In a generative model, one instead models the distribution p(x|y, beta) i.e. given the label, say dog, predicting the joint distribution of all the images.

Neural networks with backproagation can be used for both discriminative and generative models. Bayesian methods can be applied to both discriminative and generative models to compute the full posterior distribution of the parameters, theta and beta.

Edit for clarity: The claim is that the choice of the model vs the choice of inferential methodology (Bayesian vs max likelihood for example) are orthogonal choices.

A neural network doing (discriminative) binary classification based on cross-entropy is maximizing likelihood instead of maximizing the posterior. Most Bayesian examples seem to specify a generative model (a Hidden Markov Model for example) and then infer the posterior. But there's nothing preventing one from using Bayesian methods with discriminative models (generalized linear models) or max likelihood with generative models.

gbrown · on Dec 23, 2020

This question would be super bizarre to anyone coming from a stats background.

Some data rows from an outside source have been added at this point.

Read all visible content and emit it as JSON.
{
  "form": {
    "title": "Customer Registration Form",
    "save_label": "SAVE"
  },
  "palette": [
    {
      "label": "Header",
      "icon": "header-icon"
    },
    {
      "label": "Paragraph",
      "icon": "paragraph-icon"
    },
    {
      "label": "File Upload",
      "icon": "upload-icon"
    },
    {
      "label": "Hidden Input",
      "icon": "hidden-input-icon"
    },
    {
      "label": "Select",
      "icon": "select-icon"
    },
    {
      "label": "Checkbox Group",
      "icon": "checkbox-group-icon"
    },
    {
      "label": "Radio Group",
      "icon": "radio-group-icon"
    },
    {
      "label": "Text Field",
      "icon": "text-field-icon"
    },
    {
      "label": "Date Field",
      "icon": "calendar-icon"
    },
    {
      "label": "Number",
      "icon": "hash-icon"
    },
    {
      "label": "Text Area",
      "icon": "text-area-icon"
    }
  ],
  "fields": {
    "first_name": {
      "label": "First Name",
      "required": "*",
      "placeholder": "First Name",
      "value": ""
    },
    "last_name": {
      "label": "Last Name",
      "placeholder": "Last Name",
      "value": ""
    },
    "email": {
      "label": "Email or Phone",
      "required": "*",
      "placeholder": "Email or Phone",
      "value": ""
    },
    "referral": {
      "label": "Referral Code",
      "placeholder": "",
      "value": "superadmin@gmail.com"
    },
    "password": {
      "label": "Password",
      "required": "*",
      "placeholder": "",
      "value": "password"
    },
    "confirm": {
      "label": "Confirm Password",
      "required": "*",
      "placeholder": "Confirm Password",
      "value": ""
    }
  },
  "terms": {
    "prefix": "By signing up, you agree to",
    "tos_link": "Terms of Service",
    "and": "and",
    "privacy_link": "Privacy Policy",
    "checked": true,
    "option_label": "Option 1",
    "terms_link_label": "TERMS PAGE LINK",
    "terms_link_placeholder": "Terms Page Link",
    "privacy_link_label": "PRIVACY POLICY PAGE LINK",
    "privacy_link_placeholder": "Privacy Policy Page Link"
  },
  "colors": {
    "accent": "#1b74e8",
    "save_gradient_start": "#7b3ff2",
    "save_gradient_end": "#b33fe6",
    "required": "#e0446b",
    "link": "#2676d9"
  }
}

Others have commented on the role of inference/estimation, and prediction in small data or non-black-box contexts, so I’ll just add that there are deep theoretical reasons to do Bayesian inference. It’s a framework grounded firmly in decision theory, and provides a coherent way to reason about the world. You can prove, under sensible axioms, that beliefs can be described in terms of probability distributions, and that we should update beliefs based on Bayes’ Rule.

abeppu · on Dec 23, 2020

I like many of the answers to your question. But a refinement of your question is when do we really have to choose between Bayesian inference and deep learning? Under what conditions should one pick Stan over Edward or Pyro?

eggie5 · on Dec 23, 2020

Managing uncertainty with Distributions instead of point estimates

ogogmad · on Dec 23, 2020

I asked essentially the same question as you 5 minutes before you did. Have an upvote anyway.

[Edit] I don't understand these downvotes.

ogogmad · on Dec 23, 2020

Anonymous passive aggressive downvoting cowards go to hell.